I do not plan on posting anything more until after Christmas. Too much to do to justify sitting in front of the computer. Besides, the days are passing entirely too quickly and I need to be with my children, enjoying every minute I have with them. I’m telling you, I blinked and they were “big boys”. It breaks my heart and makes me proud at the same time. I’ve been overwhelmed with thoughts of “they’re growing too fast, pay more attention to them while they’re still little” lately.
When they’re little, you think they’ll be around forever, then, they get older and they start wanting to hang out with friends, and go places and you realize that a day will come where they will leave and you will be left with this big, gaping hole in your heart, longing for the days when they were just your little boys and all they wanted to do was sit next to you and talk endlessly about things that didn’t really matter and sometimes?
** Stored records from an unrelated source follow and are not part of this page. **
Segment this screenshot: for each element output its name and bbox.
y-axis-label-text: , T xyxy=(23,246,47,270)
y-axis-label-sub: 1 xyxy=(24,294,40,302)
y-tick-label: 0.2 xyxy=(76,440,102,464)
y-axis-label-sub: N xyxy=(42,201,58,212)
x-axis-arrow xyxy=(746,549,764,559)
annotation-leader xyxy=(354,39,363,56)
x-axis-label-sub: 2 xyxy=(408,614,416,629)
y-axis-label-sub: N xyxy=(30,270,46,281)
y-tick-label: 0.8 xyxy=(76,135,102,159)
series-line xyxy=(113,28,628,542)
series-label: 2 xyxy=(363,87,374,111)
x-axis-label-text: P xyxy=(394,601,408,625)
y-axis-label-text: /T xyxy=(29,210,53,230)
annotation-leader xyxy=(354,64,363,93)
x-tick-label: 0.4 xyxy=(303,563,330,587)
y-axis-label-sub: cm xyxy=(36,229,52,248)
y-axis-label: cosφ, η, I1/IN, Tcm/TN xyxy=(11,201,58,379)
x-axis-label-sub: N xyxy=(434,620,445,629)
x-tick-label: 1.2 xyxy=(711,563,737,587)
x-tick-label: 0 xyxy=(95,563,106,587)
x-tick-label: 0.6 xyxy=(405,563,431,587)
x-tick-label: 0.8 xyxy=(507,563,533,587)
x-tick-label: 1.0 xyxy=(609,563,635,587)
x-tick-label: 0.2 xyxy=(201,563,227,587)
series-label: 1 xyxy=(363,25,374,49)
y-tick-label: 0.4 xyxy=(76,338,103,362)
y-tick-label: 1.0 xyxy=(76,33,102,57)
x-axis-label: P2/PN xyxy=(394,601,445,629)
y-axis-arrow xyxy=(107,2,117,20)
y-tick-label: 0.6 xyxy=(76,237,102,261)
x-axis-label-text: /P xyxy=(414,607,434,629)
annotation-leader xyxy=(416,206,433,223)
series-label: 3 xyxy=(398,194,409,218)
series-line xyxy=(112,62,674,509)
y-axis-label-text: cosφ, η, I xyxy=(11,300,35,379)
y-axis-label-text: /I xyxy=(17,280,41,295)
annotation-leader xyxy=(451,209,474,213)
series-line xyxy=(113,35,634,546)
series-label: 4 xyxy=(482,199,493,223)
You’d get so annoyed because you just wanted some peace and quite and so you feel guilty for not just enjoying the hell out of every single second with them while they were little and sweet and innocent. And now I want to cry.
Will this stop? Am I going to be a wreck from here on out or will there come a day that I’ll be okay with them being “grown?”
I wasn’t even trying to “go there” with this post, all I wanted to do was say a little “Merry Christmas” to everyone and a little “I’ll see you next year”.
Now? I must go crawl into bed with my boys and squeeze them tightly and beg God to slow down time so they can stay my “little boys” just a little longer.